Of the many ways the 1960s marked a break with the past was the sartorial rebellion of the youth. Inspired by Betty Friedan’s 1963 book The Feminine Mystique, it was also the decade when the second wave of feminism began. Not only young women were not ready to accept the dressing code of their parents, they were also opting for an expression of joyful freedom, being more confident of their physicality.
It was midway through the 1950s that a British designer, Mary Quant, and her husband opened a boutique called Bazaar in London, selling items of women’s clothing and accessories the likes of which few had seen until then — short flared skirts and pinafores, knee socks and tights, funky jewellery and berets among others. The novelty lay in the fact that the items jettisoned the class and age look of the earlier generation. By the next decade, the mid-60s to be precise, Quant would become a global brand and her miniskirt would become a rage. For her contributions to British exports, she would receive the Order of the British Empire in 1966. When she visited the US with her new collection, she was greeted in a way that reminded people of the rapturous welcome accorded to the Beatles, or the Fab Four, an earlier British export of a different kind that wowed the American youth.
The ‘Mother of Miniskirt’, as she was called, Quant died on April 13, aged 93, at her home in Surrey, England.
During the decade, mini, used both as a noun or an adjectival prefix, would spawn a whole lot of word formations, some of which could be traced to earlier decades too. The miniskirt, the archetypal 1960s garment, symbolised at once the exuberance of the baby-boom teenagers and the sexual permissiveness the decade has come to be associated with. Used as a noun, Mini would stand for miniskirt itself. A dress with a miniskirt would be called a minidress. With rising hemlines, 1968 also saw the use of micro for a microskirt.
Mini (noun) was known since the 1940s as an abbreviation for minicar, a term used as a name of a type of three-wheeled car made by British firm Bond. Mini itself was first used in 1959 as part of the proprietory name, Mini-Minor, of a small car manufactured originally by the British Motor Corporation. By 1961, the name was shortened to Mini.
Mini as an adjectival prefix refers to something which is small or tiny. One of its popular usages, mini-budget, refers to a budget of limited scope coming between the main annual budgets. Its first used is traced to 1966 in Times Review of Industry.
Interestingly, the word maxiskirt (borrowing maxi from maximum), referring to articles of clothing which are very long or large, too appeared in the mid-1960s in reaction to the miniskirt and was followed by maxidress and maxicoat, which came in vogue by the end of the decade and the beginning of the next.

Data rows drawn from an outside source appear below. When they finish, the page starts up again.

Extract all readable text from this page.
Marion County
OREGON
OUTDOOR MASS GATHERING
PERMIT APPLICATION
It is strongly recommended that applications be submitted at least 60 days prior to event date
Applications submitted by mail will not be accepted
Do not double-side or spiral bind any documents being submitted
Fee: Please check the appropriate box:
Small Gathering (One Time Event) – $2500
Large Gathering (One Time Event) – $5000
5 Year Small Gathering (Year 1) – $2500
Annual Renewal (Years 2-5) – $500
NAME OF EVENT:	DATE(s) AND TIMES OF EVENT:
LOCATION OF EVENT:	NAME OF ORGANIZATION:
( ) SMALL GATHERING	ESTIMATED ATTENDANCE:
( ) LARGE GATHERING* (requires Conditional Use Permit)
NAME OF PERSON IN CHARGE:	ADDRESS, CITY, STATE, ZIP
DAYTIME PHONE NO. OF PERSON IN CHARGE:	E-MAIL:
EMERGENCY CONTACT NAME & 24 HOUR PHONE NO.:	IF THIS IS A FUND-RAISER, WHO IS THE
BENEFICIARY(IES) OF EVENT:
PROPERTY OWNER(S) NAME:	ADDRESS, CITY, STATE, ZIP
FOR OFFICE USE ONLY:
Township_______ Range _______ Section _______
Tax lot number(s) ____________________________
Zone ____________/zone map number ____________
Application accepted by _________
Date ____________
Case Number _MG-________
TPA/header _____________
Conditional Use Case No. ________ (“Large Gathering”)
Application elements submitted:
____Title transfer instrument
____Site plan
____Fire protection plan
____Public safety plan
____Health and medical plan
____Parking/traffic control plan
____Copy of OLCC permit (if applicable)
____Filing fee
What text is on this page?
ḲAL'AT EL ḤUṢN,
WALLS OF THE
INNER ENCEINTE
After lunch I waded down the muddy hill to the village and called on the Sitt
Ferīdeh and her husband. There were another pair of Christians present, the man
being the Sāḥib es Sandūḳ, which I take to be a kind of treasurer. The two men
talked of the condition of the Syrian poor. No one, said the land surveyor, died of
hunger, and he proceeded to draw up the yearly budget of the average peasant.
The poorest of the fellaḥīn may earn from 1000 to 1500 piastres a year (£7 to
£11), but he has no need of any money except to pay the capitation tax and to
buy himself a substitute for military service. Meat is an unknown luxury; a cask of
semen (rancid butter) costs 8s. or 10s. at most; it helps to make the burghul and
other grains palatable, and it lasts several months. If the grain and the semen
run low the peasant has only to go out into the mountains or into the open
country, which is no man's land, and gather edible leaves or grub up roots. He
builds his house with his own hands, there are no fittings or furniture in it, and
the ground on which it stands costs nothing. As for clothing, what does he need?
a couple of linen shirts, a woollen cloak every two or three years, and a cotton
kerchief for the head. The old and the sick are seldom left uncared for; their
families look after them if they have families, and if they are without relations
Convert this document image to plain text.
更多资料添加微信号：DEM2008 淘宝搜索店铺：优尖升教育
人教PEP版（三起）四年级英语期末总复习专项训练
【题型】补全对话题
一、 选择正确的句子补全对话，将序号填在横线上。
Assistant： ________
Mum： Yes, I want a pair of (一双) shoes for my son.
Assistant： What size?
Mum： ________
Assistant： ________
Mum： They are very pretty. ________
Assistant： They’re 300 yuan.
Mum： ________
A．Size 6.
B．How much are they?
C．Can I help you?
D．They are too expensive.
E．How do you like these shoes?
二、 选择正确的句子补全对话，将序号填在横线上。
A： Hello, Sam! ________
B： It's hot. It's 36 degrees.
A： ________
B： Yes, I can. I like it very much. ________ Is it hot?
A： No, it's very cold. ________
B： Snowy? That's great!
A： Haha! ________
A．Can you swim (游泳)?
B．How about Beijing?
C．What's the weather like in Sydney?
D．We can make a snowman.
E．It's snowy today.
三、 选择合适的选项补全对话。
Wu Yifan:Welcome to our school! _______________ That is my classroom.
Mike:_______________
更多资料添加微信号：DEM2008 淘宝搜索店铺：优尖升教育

The word minimal too traces its origin to the Swinging Sixties and was applied specifically to abstract painting and sculpture eschewing expressiveness and using simple geometric shapes, and in the 1970s to music based on simple elements. The related words minimalism and minimalist are first recorded in the late 1960s.
Coming back to Quant, though the French fashion designer Andre Courreges is credited with the invention of the miniskirt, it was she who ensured that her raised hemline remained a style statement across continents and through the decades.
In her autobiography, Quant on Quant, she referred to her boutique as “a bouillabaisse of clothes and accessories”. That’s a tongue-twister there. But if you go looking for its meaning, you may find it quite delectable.